Накануне того дня, когда Бабалачи убедился в своих подозрениях, Дэйн и Нина задержались в тенистом укрытии дольше обычного. Только тяжелые шаги Олмейера на веранде да его ворчание, что пора ужинать, заставили миссис Олмейер поднять предупредительный крик. Марула легко перемахнул через низкую бамбуковую изгородь и украдкой пробрался через банановую плантацию к сырому берегу протоки, пока Нина не спеша шла к дому, чтобы, как обычно вечерами, позаботиться об отце. Олмейер выглядел довольным – приготовления почти закончены, завтра можно спускать лодки на воду. Внутренним взором он уже видел у себя в руках богатый приз и, забыв про рис на тарелке, замер с ложкой в руке – его полностью захватило видение ослепительного банкета, знаменующего их приезд в Амстердам. Нина, полулежа в кресле, рассеянно слушала отрывочные слова, слетавшие с губ отца:
Она поднялась с кресла, решив, что перед долгой греблей в ранний час нужно хорошенько отдохнуть. Тускло горела лампа, и отец, утомленный дневными трудами, уже забрался в гамак. Нина погасила свет и перешла в большую спальню, слева от центрального коридора, которую делила с матерью. Войдя, она увидела, как та встала с груды циновок, служивших ей постелью, и склонилась над большим деревянным сундуком с откинутой крышкой. Стоявшая на полу половинка скорлупы кокоса, наполненная маслом, с тряпкой вместо фитиля, освещала ее красноватым ореолом, мерцающим сквозь черный пахучий дым. Мать согнулась так, что голова ее и плечи почти целиком скрылись в сундуке. Руки шарили в глубине, откуда раздавалось глухое позвякивание. Она не сразу заметила появление дочери, и Нина, тихо встав рядом с ней, разглядывала выстроившиеся на дне сундука холщовые мешочки, в то время как мать, набрав полные горсти гульденов и мексиканских долларов, смотрела, как они струятся обратно сквозь скрюченные клешни ее пальцев. Звонкая музыка серебра явно доставляла ей удовольствие, глаза сверкали, отражая блеск свежеотчеканенных монет.
– Вот, вот, и вот еще, – бормотала она. – Скоро он заплатит больше, много больше – сколько я скажу. Ведь он великий раджа, сын Неба! А она станет рани, он все за нее отдаст. Кто бы отдал хоть что-то за меня? Я рабыня! Разве нет? Зато стану матерью великой рани!

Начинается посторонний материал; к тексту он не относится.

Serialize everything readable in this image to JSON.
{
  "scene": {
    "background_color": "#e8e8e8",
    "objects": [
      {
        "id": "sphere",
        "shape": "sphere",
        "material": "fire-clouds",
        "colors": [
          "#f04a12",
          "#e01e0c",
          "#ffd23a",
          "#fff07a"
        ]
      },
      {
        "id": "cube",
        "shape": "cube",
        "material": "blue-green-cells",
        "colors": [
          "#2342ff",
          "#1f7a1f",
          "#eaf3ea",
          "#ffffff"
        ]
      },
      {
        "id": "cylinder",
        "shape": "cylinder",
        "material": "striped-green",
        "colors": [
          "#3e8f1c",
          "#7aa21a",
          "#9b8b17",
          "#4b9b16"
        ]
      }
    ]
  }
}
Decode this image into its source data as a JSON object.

Тут она наконец-то заметила дочь, бормотание мгновенно прекратилось, крышка сундука захлопнулась. Не вставая на ноги, мать подняла глаза на девушку, которая стояла рядом с рассеянной улыбкой на мечтательном лице.

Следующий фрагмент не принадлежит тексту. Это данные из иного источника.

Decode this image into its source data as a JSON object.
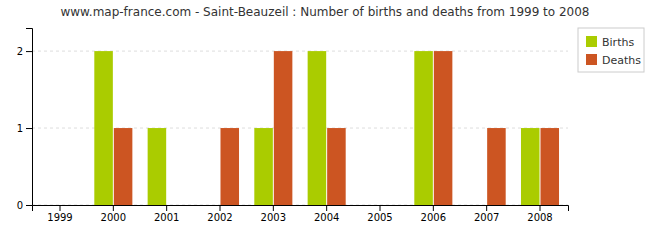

– Ты видела! Видела, да? – визгливо вскрикнула мать. – Это все мое, все за тебя! Но этого мало! Ему придется дать больше, много больше, прежде чем он увезет тебя на южный остров, где правит его отец. Слышишь меня? Ты стоишь больше, внучка раджи! Больше! Больше!
С веранды донесся сонный голос Олмейера, требующий тишины. Миссис Олмейер погасила свет и уползла в свой угол. Нина легла на груду мягких циновок, закинула руки за голову и засмотрелась через служившее окном отверстие в стене на мерцающие в темном небе звезды, считая часы до назначенного свидания. С тихим счастьем думала она о встрече – в густом лесу, вдали от людских глаз и голосов. Душа Нины снова ощутила природную сущность, которую так и не смог победить дух цивилизации, вколоченный твердой рукой миссис Винк. В ней боролись гордость и смущение при мысли о том, как высоко оценила ее многомудрая мать, но воспоминание о страстных взглядах и словах Дэйна успокаивало, и Нина закрыла глаза, трепеща от приятного предвкушения.